I'm trying to classify documents by sequence vector. Basically, I have a vocabulary (more than 5000 words). Each document is converted to a vector of integer numbers so that each element in the vector corresponds the position of the word in the vocabulary.

For example, if the vocab is [hello, how, are, you, today] and the document is "hello you" then I'll have the vector: [1 4].
Another document of "how are you" will result in [2 3 4].

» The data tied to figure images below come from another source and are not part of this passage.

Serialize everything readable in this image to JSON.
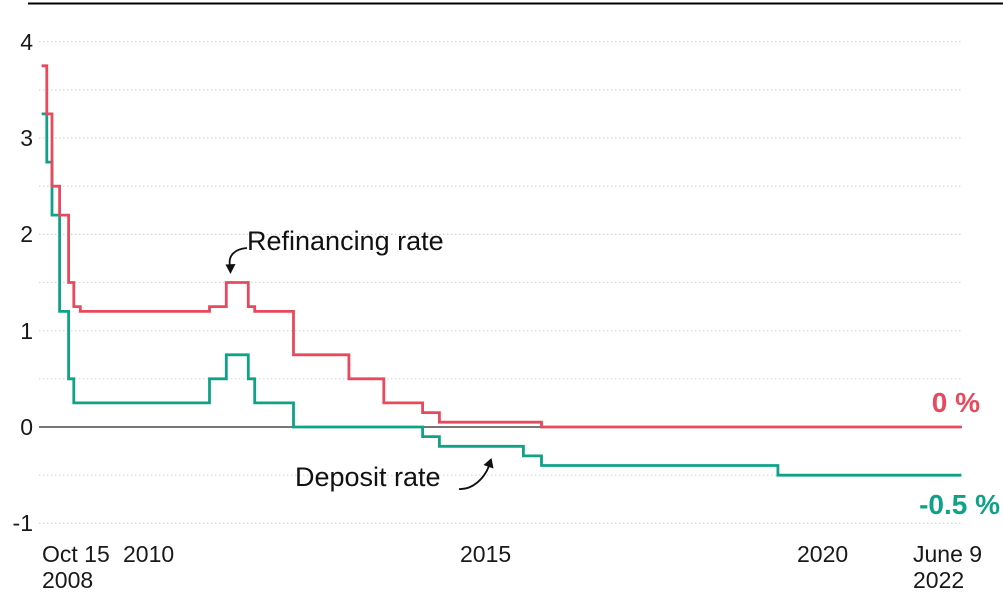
{
  "chart_data": {
    "type": "line",
    "subtype": "step-after",
    "title": "",
    "x_axis": {
      "range_dates": [
        "2008-10-15",
        "2022-06-09"
      ],
      "ticks": [
        {
          "line1": "Oct 15",
          "line2": "2008",
          "date": "2008-10-15",
          "anchor": "start"
        },
        {
          "line1": "2010",
          "line2": "",
          "date": "2010-01-01",
          "anchor": "start"
        },
        {
          "line1": "2015",
          "line2": "",
          "date": "2015-01-01",
          "anchor": "start"
        },
        {
          "line1": "2020",
          "line2": "",
          "date": "2020-01-01",
          "anchor": "start"
        },
        {
          "line1": "June 9",
          "line2": "2022",
          "date": "2022-06-09",
          "anchor": "start-right"
        }
      ]
    },
    "y_axis": {
      "range": [
        -1,
        4
      ],
      "unit": "%",
      "ticks": [
        {
          "label": "4",
          "value": 4
        },
        {
          "label": "3",
          "value": 3
        },
        {
          "label": "2",
          "value": 2
        },
        {
          "label": "1",
          "value": 1
        },
        {
          "label": "0",
          "value": 0
        },
        {
          "label": "-1",
          "value": -1
        }
      ],
      "gridline_values": [
        4,
        3.5,
        3,
        2.5,
        2,
        1.5,
        1,
        0.5,
        -0.5,
        -1
      ],
      "zero_line_value": 0,
      "grid_on": true
    },
    "series": [
      {
        "name": "Deposit rate",
        "color": "#0fa287",
        "end_label": "-0.5 %",
        "end_value": -0.5,
        "points": [
          [
            "2008-10-15",
            3.25
          ],
          [
            "2008-11-12",
            2.75
          ],
          [
            "2008-12-10",
            2.2
          ],
          [
            "2009-01-21",
            1.2
          ],
          [
            "2009-03-11",
            0.5
          ],
          [
            "2009-04-08",
            0.25
          ],
          [
            "2011-04-13",
            0.5
          ],
          [
            "2011-07-13",
            0.75
          ],
          [
            "2011-11-09",
            0.5
          ],
          [
            "2011-12-14",
            0.25
          ],
          [
            "2012-07-11",
            0.0
          ],
          [
            "2014-06-11",
            -0.1
          ],
          [
            "2014-09-10",
            -0.2
          ],
          [
            "2015-12-09",
            -0.3
          ],
          [
            "2016-03-16",
            -0.4
          ],
          [
            "2019-09-18",
            -0.5
          ],
          [
            "2022-06-09",
            -0.5
          ]
        ]
      },
      {
        "name": "Refinancing rate",
        "color": "#e8495c",
        "end_label": "0 %",
        "end_value": 0,
        "points": [
          [
            "2008-10-15",
            3.75
          ],
          [
            "2008-11-12",
            3.25
          ],
          [
            "2008-12-10",
            2.5
          ],
          [
            "2009-01-21",
            2.2
          ],
          [
            "2009-03-11",
            1.5
          ],
          [
            "2009-04-08",
            1.25
          ],
          [
            "2009-05-13",
            1.2
          ],
          [
            "2011-04-13",
            1.25
          ],
          [
            "2011-07-13",
            1.5
          ],
          [
            "2011-11-09",
            1.25
          ],
          [
            "2011-12-14",
            1.2
          ],
          [
            "2012-07-11",
            0.75
          ],
          [
            "2013-05-08",
            0.5
          ],
          [
            "2013-11-13",
            0.25
          ],
          [
            "2014-06-11",
            0.15
          ],
          [
            "2014-09-10",
            0.05
          ],
          [
            "2016-03-16",
            0.0
          ],
          [
            "2022-06-09",
            0.0
          ]
        ]
      }
    ],
    "annotations": [
      {
        "text": "Refinancing rate",
        "series": "Refinancing rate"
      },
      {
        "text": "Deposit rate",
        "series": "Deposit rate"
      }
    ],
    "legend_position": "annotated-inline",
    "colors": {
      "gridline": "#d6d6d6",
      "zero_line": "#767676",
      "top_rule": "#000000",
      "tick_text": "#191919",
      "annotation_text": "#111111",
      "background": "#ffffff"
    }
  }
}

Now what I want is to assess the similarity between the first and the second vector. Here you can see these vectors don't have the same length. Furthermore, comparing directly them may not make sense because they represent sequence of words. This case is different from binary (bag-of-word) vector, which considers the appearance of a word in the document (1 if appear, otherwise 0), and also frequency (word count) vector, which considers frequency of a word in the document with the given vocabulary.
Can you give me a suggestion?

lenhhoxung
  • 2,530
  • 2
  • 30
  • 61
  • probably some recipe involving [containers.Map](http://www.mathworks.com/help/matlab/map-containers.html), [union](http://www.mathworks.com/help/matlab/ref/union.html), and possibly [unique](http://www.mathworks.com/help/matlab/ref/unique.html?searchHighlight=unique) – brown.2179 Dec 09 '15 at 17:21
  • Well, I think it's about the method we use – lenhhoxung Dec 09 '15 at 22:07
  • 1
    If it's about the method/recipe then probably better to migrate the question to [CrossValidated](http://stats.stackexchange.com/) – brown.2179 Dec 10 '15 at 15:03
  • u're right, I'll move to that site – lenhhoxung Dec 10 '15 at 16:24

1 Answers1

1

The Jaccard similarity is normally used to compare the similarity of sets (in your case, text). The text is n-grammed (shingled), and then locality sensitive hashing is used to determine their Jaccard similarity.

There is a whole field dedicated to this - Google is your friend!

RPM
  • 1,704
  • 12
  • 15